The book, Inbound Marketing, is the physical manifestation of the concept of inbound marketing. You will be served up useful information while being offered free HubSpot tools you can find online that can help you improve your website. The book illustrates in real-time the concept of inbound marketing by way of bringing you into HubSpot’s marketing funnel through its free tools. Once you are in HubSpot’s funnel, you certainly are free to use their tools without paying a dime, but you will be also be educated on how their pay-to-use tools can fulfill more of your marketing needs.
What You’ll Learn
Essentially, “inbound marketing” consists of providing remarkable content to customers (instead of interrupting customers) on platforms such as Google, social media sites, and blogs. According to the authors, remarkable content is useful, prompts other web content marketers to remark about your company’s products and link to your site, and can be spread easily and quickly on social media sites.

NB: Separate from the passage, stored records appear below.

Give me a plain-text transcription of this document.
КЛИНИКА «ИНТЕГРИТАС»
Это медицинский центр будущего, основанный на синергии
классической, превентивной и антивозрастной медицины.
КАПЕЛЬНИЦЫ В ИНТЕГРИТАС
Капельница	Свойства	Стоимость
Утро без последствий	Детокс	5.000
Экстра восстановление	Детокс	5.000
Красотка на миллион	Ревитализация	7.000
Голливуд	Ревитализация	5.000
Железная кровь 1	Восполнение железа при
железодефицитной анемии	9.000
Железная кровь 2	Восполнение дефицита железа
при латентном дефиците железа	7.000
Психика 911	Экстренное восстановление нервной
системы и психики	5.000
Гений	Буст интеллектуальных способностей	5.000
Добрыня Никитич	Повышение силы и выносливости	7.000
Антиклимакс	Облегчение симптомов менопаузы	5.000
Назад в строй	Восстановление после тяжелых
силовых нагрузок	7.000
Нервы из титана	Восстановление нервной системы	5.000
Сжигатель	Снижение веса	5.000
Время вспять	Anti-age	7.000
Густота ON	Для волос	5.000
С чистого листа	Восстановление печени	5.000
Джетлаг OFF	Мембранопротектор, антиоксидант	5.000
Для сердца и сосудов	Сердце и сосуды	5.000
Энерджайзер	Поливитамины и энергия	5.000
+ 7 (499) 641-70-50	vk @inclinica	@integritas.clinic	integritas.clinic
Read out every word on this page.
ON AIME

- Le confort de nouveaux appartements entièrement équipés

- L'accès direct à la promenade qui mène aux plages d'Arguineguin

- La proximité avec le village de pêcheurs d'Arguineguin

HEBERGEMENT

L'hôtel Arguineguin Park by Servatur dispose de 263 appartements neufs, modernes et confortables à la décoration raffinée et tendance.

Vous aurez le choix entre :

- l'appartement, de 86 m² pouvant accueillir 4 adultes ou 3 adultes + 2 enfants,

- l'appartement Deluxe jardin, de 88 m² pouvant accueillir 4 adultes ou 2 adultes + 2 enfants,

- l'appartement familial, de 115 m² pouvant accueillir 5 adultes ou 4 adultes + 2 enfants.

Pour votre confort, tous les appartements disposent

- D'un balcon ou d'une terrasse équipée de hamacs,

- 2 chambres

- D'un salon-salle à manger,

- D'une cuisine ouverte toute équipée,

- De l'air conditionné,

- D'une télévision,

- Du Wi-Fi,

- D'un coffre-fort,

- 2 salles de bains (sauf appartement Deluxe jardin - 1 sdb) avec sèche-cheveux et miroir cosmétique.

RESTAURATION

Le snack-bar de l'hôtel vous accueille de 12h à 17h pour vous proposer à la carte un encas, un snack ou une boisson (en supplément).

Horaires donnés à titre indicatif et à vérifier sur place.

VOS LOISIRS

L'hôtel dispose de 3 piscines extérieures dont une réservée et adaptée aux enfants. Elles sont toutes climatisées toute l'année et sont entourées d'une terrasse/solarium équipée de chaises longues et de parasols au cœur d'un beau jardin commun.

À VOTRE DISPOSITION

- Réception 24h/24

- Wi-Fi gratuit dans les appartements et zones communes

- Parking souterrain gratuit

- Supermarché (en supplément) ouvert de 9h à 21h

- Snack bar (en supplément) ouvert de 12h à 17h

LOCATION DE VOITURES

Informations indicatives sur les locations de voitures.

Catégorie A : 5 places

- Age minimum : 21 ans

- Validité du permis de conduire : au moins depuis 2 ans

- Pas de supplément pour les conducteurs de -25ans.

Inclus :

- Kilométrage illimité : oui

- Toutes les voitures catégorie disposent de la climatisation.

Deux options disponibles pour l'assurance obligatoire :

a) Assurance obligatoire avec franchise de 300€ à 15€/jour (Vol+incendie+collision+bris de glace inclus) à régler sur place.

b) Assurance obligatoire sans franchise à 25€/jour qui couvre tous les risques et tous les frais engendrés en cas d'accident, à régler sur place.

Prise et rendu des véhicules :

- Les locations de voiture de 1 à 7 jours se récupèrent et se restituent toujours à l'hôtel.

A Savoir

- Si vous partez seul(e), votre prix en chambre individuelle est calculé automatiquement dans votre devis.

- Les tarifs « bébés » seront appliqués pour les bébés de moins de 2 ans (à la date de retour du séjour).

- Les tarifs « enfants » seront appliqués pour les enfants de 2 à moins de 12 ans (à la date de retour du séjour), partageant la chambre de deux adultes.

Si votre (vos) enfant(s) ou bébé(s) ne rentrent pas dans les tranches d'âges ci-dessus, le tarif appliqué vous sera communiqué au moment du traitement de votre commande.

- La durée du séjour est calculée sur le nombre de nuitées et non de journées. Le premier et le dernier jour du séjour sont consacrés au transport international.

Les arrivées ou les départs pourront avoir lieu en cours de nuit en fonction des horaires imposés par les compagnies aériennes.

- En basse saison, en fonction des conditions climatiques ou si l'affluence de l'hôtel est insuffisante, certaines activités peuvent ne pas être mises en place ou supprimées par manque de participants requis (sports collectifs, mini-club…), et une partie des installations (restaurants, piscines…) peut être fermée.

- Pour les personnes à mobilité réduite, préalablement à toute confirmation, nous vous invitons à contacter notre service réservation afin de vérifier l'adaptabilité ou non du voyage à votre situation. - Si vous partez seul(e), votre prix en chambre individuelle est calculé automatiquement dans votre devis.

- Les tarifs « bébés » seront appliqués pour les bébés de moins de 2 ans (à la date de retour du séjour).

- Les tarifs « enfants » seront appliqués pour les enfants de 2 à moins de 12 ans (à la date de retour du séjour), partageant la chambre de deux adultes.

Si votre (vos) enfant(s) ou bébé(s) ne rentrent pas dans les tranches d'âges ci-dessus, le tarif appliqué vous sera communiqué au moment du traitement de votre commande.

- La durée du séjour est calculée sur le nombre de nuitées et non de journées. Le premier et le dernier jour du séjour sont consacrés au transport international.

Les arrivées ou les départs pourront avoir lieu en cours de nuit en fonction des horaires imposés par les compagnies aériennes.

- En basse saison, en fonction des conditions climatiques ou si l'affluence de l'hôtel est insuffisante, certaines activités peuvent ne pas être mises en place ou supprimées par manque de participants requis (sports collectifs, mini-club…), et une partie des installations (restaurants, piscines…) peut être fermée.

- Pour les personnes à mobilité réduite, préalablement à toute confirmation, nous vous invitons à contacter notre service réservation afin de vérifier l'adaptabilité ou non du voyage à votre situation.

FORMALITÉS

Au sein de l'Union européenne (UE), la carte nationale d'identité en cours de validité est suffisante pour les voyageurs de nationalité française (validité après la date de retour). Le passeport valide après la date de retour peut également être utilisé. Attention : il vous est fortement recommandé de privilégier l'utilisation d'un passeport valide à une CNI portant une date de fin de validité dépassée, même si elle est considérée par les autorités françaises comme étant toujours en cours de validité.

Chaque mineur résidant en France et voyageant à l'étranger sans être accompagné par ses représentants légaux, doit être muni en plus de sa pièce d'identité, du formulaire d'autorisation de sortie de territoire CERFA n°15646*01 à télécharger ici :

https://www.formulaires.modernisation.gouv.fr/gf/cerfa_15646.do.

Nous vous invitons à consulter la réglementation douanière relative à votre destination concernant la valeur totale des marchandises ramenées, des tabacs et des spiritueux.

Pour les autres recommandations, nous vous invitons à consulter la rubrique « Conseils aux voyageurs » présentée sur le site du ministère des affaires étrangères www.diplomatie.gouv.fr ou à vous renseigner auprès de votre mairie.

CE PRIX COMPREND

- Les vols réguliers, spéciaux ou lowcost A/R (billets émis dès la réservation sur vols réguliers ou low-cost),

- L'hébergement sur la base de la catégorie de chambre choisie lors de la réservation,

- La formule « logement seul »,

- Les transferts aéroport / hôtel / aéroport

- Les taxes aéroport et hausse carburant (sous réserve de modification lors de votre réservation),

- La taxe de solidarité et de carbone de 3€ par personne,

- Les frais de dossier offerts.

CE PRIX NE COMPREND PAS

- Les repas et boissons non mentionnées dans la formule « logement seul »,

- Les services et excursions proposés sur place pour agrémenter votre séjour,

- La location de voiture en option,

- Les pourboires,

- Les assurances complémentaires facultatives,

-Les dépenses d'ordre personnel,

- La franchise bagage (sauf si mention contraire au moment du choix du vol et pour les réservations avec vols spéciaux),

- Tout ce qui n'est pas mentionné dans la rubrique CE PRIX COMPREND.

A major takeaway in the book is that you need to not only create remarkable content to get found online—you need to create a LOT of it. Brian Halligan and Dharmesh Shah believe that today’s marketers are 1/2 traditional marketer and 1/2 content creation factories. The book also emphasizes producing content that you can create quickly and people can spread effectively online.
There are four main sections to this book:
- Part 1: “Inbound Marketing” gives you the assumptions and illustrations behind the concept of creating remarkable content for inbound marketing
- Part 2: “Get Found By Prospects” tells you how best to get found on blogs, Google search, and social media
- Part 3: “Converting Customers” describes the process of converting web visitors and prospects into leads—-and leads into paying customers
- Part 4: “Making Better Decisions” shows you how to measure all your new traffic and how to make better marketing decisions with this analysis
Evaluation
The authors’ goal in writing this book was to tell you about the why of inbound marketing and the how of the tactics to help your company get found online. I believe they have accomplished their goal through this beginner’s book for starting out. From my own experience starting a company online, the tactics described in the book will definitely get your business found online. I think they provide a balanced approach to inbound marketing by correctly suggesting you could use pay-per-click advertising to get traffic during your startup’s beginning, but later switch to more of a focus on organic rankings (Google search results).
A flaw with the book lies in the fact that a book written in 2010 with advice on using the best social media sites will necessarily exclude newer platforms such as Pinterest. Also, some of the SEO advice in the book may become obsolete in the face of changes to Google’s method of ranking search results. However, the advice is very basic and likely will maintain relevance throughout the future.
I’ve personally used some of the advice in the book to improve this very website. For example, the authors’ explanation of Digg versus StumbleUpon helped me realize which of these similar platforms is more worth my time. Also, I’ve benefited by the Venn diagram explaining that a compelling call-to-action consists of being 1) Valuable, 2) Easy-to-use, 3) Prominent, and 4) Action-oriented. Other useful insights I found were benchmarks for landing page conversion rates and website visitor conversion rates. Also, I used the advice to create a company webpage explaining how Web Marketing LLC uses Google Analytics to improve your company’s web presence.
Final Comments
This is a very good book for those entrepreneurs creating their first website for their product or service. This book can be used in conjunction with reading The Lean Startup or The Startup Owner’s Manual by giving you what you need to get up-to-speed quickly with getting your new business found online. This book can also be great for those entrepreneurs too busy to work their website and instead need to hire others. These entrepreneurs will have the knowledge they need to hire the right people or get their current employees on the right track to improving the company’s existing website to bring in paying customers.